The optimal method for observing aneurysm size and detecting endoleaks after EVAR remains undefined. Computed tomography angiography (CTA) has been widely accepted but can be limited by metal artifact from stents, which is exacerbated by embolization coils placed during the treatment of TIIELs. Despite the presence of streak artifact on CTA following coil embolization, it remains a useful diagnostic tool for following up patients. The presence of embolization coils does not prevent CTA measurement of aneurysm diameter and can detect recurrent endoleaks with a high degree of interobserver agreement [9]. Additionally, CTA is a useful material for detecting secondary complications after EVAR and planning therapeutic interventions. Psoas hematoma after AAA rupture is a possible complication with dangerous consequences in some cases. The percutaneous decompression of these hematomas is a high-risk selection but if performed successfully can relieve intractable pain and support functional restoration of the femoral nerve [10].

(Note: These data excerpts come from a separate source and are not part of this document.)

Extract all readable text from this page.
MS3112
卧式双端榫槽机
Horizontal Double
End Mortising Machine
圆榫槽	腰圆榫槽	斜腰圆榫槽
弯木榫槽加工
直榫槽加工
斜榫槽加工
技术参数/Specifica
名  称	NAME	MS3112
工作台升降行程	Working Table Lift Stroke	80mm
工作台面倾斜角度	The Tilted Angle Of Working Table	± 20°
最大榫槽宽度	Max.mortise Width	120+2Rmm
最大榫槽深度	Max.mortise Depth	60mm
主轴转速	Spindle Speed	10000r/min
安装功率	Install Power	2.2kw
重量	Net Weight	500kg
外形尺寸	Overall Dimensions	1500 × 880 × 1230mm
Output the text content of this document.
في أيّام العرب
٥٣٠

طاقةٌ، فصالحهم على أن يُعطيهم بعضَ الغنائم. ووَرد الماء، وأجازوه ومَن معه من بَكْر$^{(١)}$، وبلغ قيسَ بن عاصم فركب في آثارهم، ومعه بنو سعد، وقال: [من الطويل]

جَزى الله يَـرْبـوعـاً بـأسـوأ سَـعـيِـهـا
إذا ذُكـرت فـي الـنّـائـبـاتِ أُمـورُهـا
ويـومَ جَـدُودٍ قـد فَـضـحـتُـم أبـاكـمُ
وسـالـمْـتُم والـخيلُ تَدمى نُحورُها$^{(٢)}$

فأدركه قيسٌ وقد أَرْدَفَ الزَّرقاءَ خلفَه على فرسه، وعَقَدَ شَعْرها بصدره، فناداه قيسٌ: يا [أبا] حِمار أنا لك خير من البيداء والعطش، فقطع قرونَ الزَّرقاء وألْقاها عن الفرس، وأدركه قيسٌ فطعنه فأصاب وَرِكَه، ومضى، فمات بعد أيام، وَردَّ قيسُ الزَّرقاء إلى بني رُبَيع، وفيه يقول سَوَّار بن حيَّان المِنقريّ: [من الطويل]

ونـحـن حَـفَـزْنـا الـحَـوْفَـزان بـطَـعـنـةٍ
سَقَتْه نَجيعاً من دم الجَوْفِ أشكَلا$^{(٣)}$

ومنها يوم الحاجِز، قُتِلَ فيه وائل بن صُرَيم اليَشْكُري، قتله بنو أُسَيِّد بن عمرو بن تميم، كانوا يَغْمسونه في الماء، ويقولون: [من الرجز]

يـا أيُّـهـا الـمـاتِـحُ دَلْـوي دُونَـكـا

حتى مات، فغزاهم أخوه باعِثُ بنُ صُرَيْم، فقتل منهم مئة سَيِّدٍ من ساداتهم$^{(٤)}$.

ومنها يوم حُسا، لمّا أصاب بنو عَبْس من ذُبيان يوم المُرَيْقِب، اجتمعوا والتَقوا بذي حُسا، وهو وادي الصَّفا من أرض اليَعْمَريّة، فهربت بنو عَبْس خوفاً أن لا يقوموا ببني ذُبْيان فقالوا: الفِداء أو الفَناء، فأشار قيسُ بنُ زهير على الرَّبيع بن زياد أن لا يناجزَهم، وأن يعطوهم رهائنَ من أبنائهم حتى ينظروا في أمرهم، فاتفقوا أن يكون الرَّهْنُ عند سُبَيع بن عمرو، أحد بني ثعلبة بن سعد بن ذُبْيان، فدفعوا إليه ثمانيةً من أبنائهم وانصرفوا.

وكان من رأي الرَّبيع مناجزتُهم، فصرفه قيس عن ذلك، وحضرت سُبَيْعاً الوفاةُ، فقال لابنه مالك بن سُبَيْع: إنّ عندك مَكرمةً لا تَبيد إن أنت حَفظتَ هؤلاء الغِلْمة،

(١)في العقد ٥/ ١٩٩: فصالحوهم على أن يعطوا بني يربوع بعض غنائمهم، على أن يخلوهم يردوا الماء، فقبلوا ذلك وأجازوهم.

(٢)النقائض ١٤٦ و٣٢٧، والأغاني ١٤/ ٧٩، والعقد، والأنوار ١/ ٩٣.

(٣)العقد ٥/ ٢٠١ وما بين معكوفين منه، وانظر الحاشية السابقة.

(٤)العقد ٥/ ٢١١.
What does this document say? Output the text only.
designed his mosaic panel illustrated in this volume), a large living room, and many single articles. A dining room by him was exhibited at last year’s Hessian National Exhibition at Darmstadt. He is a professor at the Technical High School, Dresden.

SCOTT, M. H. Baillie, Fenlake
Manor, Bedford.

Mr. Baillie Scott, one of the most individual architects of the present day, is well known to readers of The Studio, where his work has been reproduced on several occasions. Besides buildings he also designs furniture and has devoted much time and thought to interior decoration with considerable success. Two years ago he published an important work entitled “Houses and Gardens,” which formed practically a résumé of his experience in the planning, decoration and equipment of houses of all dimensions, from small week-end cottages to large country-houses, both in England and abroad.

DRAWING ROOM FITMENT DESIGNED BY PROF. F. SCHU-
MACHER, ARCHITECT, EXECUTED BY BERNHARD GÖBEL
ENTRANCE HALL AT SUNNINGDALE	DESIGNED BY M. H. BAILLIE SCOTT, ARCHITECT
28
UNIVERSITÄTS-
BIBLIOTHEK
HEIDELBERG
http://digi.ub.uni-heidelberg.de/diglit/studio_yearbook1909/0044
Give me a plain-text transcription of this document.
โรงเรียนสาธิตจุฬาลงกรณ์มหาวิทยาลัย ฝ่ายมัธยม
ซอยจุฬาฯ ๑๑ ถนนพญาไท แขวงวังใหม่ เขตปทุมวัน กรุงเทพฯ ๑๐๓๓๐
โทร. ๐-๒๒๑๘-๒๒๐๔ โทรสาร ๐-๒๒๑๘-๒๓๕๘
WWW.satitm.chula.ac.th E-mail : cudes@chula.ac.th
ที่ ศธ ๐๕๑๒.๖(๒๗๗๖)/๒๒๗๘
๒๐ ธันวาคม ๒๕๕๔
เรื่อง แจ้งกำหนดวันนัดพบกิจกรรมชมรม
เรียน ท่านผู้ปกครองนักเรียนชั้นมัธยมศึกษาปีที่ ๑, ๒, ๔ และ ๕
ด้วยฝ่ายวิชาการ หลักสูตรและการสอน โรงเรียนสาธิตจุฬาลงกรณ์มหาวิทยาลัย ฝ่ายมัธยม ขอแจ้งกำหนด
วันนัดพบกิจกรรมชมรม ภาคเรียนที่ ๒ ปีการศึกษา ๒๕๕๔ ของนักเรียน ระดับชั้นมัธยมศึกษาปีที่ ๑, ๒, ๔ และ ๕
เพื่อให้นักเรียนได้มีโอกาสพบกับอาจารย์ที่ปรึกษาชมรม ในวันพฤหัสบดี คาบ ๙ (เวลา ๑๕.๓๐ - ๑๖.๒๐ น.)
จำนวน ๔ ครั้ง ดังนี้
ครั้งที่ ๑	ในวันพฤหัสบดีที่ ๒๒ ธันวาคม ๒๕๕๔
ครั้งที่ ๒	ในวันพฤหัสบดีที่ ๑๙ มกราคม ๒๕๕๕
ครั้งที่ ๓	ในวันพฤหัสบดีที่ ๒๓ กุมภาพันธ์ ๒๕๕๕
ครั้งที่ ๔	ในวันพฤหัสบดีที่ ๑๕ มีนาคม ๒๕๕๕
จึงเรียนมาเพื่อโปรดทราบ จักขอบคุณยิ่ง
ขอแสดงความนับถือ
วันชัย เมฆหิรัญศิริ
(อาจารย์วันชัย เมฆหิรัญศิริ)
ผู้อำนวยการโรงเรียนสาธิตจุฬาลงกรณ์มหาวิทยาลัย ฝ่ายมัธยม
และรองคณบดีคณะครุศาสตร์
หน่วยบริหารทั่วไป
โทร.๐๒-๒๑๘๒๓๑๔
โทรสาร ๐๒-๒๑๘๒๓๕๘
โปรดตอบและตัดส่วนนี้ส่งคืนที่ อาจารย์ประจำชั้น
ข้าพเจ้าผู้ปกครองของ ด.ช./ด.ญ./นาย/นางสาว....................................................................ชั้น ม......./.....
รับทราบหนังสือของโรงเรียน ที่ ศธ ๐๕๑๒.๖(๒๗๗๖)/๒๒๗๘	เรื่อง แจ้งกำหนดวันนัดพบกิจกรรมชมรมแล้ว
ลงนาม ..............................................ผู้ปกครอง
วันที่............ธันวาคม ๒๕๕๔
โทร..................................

This case highlights (1) the occurrence of late TIIELs after EVAR and the possibility of being associated with sac rupture; (2) the diagnostic challenges associated with aortic rupture in cases of late TIIELs where CTA is not diagnostic and the need for super selective angiography of the IMA branches; (3) the need for draining of a symptomatic psoas hematoma irrespective of the possible risks.

4. Conclusion

TIIELs from unexpected collaterals after EVAR remain a potentially disastrous complication which may need careful surveillance and intervention in selective instances. Furthermore, secondary complications following EVAR are an existing threat which can increase the method’s morbidity if not treated appropriately.

Conflicts of Interest

The authors declare that there are no conflicts of interest regarding the publication of this paper.